La sélection des vins du Clos des Abbayes

J’ai pu découvrir la cuisine de l’Auberge à l’occasion d’une soirée spéciale dédiée aux vins du Clos des Abbayes. Ces parcelles du Dézaley ont une relation spéciale avec l’Abbaye puisqu’elles étaient sa propriété à l’époque où les religieux y étaient actifs. Aujourd’hui, c’est la Commune de Lausanne qui est en possession de ce trésor. Il était donc naturel de mettre en place une soirée dédiée aux relations historiques qui lient les deux lieux. Un plat, un vin du Clos.

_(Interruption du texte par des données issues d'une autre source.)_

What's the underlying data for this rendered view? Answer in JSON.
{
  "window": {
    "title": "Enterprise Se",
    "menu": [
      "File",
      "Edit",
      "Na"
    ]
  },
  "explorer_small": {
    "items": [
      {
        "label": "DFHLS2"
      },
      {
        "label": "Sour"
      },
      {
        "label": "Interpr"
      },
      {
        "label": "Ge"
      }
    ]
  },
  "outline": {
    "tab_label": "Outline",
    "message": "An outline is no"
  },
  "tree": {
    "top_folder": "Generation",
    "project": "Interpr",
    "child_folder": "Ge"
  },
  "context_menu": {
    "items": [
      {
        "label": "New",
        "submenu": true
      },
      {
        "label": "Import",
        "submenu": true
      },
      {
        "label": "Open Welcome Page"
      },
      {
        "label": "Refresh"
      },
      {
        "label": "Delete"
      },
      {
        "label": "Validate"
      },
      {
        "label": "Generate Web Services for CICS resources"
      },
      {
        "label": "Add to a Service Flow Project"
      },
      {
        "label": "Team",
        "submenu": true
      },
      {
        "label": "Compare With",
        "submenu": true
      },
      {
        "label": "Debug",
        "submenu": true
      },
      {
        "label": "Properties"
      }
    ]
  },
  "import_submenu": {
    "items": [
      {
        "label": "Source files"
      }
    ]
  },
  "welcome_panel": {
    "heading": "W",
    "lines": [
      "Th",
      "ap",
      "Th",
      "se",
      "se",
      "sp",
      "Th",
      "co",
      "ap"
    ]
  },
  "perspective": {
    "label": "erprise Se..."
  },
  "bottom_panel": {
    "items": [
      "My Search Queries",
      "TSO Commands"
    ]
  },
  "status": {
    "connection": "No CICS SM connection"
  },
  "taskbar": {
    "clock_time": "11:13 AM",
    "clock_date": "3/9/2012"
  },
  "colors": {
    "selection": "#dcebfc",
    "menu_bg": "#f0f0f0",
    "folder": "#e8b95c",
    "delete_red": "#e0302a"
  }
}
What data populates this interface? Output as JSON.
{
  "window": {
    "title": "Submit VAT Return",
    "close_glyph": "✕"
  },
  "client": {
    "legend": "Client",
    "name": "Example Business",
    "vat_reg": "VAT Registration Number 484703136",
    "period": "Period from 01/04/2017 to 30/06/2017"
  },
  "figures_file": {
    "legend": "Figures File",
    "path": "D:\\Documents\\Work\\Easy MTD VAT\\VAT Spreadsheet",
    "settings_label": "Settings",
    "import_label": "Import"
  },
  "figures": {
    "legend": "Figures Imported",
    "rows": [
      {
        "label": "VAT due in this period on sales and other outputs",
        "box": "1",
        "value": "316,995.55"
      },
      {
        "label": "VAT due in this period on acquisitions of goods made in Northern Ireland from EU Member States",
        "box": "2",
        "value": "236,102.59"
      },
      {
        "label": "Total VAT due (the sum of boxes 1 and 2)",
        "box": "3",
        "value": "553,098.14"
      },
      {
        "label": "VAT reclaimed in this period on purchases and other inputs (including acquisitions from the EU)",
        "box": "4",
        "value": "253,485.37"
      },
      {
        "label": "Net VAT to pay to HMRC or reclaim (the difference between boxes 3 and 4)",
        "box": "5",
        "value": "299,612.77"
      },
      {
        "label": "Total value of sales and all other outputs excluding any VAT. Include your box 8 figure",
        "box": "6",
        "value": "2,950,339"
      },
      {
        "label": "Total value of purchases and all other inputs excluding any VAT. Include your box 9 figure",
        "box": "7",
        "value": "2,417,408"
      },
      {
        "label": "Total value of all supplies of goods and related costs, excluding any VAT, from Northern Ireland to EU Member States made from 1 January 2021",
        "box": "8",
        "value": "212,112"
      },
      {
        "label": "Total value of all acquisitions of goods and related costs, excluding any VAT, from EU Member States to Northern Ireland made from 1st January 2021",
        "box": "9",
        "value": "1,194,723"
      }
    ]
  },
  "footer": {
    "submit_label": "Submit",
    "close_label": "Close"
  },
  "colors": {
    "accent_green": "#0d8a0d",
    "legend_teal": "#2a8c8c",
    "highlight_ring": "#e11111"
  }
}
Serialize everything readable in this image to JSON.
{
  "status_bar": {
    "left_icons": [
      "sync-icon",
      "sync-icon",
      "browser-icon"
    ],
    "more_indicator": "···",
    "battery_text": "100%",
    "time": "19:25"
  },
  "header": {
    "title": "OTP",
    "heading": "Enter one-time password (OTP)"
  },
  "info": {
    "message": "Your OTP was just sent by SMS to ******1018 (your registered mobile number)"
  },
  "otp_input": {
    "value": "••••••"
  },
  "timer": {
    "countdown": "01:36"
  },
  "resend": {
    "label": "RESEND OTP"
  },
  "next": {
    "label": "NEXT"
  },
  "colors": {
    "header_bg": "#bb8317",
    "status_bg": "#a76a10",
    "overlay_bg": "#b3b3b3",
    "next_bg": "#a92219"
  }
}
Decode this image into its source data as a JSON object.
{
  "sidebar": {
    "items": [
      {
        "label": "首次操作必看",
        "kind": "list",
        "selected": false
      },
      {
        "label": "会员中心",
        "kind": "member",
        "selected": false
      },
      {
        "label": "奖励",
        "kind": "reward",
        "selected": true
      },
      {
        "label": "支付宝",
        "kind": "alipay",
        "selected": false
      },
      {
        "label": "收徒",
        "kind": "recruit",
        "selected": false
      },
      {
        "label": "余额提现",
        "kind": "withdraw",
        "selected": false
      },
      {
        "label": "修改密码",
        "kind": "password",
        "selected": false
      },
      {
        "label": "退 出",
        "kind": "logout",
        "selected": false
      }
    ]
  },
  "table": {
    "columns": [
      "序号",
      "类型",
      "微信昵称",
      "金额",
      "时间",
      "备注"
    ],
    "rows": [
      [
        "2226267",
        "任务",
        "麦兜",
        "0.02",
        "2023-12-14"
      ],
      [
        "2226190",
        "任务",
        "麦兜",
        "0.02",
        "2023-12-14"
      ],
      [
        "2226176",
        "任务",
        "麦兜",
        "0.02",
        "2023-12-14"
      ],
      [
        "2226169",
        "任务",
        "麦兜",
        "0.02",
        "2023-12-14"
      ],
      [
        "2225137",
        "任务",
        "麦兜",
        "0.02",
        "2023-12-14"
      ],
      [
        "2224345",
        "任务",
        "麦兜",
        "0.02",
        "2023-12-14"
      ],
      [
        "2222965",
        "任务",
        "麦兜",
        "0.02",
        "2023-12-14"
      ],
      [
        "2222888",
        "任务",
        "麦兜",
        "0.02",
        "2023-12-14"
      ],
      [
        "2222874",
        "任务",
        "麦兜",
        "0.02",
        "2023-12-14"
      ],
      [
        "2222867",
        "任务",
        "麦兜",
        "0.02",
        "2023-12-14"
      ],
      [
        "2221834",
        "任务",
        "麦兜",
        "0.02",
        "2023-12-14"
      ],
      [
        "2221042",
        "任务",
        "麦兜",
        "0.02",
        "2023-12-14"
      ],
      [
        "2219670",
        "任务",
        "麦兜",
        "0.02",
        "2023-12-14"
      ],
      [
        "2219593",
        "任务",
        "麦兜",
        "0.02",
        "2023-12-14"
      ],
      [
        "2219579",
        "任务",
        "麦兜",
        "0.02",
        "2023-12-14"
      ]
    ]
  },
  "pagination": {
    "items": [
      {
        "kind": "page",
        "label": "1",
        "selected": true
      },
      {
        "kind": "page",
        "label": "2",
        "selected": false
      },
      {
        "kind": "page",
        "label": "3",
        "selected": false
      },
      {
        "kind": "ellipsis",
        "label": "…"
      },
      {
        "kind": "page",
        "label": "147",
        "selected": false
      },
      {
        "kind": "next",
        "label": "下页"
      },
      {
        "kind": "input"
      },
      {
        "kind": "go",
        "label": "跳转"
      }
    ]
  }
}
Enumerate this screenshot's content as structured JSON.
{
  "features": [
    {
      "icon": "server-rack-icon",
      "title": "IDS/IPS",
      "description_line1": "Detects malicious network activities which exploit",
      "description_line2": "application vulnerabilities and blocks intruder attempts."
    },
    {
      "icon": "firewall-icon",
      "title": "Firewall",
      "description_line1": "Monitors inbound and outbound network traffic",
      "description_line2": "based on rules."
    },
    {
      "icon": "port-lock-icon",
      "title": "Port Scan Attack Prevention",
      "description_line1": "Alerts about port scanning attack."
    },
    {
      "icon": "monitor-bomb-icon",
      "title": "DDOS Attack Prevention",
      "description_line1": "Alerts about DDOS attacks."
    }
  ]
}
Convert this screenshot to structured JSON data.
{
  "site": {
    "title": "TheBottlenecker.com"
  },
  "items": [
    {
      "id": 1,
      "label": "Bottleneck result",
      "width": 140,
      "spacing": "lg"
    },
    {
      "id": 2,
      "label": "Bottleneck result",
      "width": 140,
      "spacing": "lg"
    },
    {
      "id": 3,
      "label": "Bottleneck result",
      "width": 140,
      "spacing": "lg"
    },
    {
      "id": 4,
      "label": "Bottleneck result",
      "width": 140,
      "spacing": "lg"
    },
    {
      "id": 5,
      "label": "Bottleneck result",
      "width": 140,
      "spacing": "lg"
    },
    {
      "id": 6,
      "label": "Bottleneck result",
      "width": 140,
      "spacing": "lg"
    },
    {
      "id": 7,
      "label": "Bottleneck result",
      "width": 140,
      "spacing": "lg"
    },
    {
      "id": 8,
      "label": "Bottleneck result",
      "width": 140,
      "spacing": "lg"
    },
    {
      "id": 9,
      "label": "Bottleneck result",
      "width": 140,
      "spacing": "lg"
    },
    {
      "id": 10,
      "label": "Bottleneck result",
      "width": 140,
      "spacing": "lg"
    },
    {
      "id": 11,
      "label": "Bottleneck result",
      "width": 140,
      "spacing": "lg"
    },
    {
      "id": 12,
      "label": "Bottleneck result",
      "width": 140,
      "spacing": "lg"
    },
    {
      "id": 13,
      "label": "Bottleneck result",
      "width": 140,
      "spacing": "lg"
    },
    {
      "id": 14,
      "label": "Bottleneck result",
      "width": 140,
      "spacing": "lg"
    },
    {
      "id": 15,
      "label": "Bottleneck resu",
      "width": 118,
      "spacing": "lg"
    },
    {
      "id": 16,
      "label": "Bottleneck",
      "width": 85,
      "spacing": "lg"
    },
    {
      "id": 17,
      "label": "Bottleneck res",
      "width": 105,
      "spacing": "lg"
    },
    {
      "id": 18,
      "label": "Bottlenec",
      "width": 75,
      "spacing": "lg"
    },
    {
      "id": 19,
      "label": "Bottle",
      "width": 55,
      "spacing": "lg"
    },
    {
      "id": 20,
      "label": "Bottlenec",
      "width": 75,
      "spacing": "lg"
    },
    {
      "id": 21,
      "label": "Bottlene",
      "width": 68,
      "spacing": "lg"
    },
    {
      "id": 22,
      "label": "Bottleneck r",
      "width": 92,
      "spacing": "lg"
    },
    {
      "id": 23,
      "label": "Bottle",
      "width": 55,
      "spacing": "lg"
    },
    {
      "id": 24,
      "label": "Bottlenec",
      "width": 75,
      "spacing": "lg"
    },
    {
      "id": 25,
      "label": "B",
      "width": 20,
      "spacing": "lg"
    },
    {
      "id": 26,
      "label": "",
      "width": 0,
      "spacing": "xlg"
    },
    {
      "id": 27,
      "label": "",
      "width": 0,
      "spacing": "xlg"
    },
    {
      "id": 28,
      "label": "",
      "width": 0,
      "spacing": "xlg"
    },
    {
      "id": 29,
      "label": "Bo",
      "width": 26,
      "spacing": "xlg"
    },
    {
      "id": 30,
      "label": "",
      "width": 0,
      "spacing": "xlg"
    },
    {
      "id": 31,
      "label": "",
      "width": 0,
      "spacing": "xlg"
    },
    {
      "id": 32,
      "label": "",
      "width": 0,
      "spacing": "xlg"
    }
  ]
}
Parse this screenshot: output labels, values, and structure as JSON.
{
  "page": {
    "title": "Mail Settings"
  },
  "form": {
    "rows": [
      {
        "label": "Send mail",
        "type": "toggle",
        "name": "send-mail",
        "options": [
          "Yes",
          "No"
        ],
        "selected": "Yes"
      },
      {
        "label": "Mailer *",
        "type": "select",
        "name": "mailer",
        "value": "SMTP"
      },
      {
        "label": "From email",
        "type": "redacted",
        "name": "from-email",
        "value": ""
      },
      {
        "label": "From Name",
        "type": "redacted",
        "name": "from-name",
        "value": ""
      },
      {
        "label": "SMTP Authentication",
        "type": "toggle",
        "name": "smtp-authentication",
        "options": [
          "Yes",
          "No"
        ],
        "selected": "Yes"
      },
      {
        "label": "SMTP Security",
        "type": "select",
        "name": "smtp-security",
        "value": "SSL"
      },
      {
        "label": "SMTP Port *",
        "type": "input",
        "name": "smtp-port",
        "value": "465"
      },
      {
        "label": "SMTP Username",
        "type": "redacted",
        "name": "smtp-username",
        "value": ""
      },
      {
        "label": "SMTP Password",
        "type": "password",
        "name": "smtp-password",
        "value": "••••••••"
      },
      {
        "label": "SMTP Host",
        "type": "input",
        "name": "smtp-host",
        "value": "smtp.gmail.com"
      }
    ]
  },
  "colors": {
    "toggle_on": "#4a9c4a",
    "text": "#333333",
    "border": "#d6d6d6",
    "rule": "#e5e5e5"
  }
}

Rafael Rodriguez en pleine action

Pour votre serviteur, c’est l’occasion de découvrir la cuisine exceptionnelle de Rafael Rodriguez. Ce cuisinier, à la modestie exemplaire, passé par plusieurs maisons prestigieuses, s’est emparé du terroir de sa nouvelle terre d’accueil avec une facilité déconcertante.

Amuses bouches à l'Auberge de l'Abbaye de Montheron

Il amuse votre bouche avec une féra traitée comme un sashimi ou un bonbon de foie de volaille (le foie gras eût été trop facile) dont la modernité n’a d’égal que le respect des produits de la région. Faut-il préciser que cette adresse met un point d’honneur à se fournir proche à la ronde?

Escargots du Mont d'Or au sapin et herbes

Les escargots inévitablement du Mont d’Or sont mariés à des saveurs de sapin et d’herbes d’une finesse magnifique. J’attendais une adresse à la cuisine classique d’auberge et voilà qu’on me sert de la gastronomie de haut vol. Je pèse mes mots. Le nombre de techniques et de textures déployées sur les plats est impressionnant. Au moins autant que la justesse des accords…

Coquelet aux airelles et grué de Cacao

Un fait particulièrement évident avec le Coquelet du pays qui, sous des airs minimalistes de ne pas y toucher, bouleverse. Le grué de cacao, paroxysme de caramélisation et de croquant, est une alliance étonnamment complémentaire avec la volaille. Son amertume répond aussi en quelque sorte à l’acidité des airelles et procure un plaisir intense au dégustateur concentré.

On revient à quelque chose de plus essentiel avec la joue de bœuf d’Hérens confite, napée d’une sauce épaisse au Syrah et teintée de réglisse. On apprécie le choix du morceau et la cuisson qui rendent hommage à une cuisine de campagne ancestrale.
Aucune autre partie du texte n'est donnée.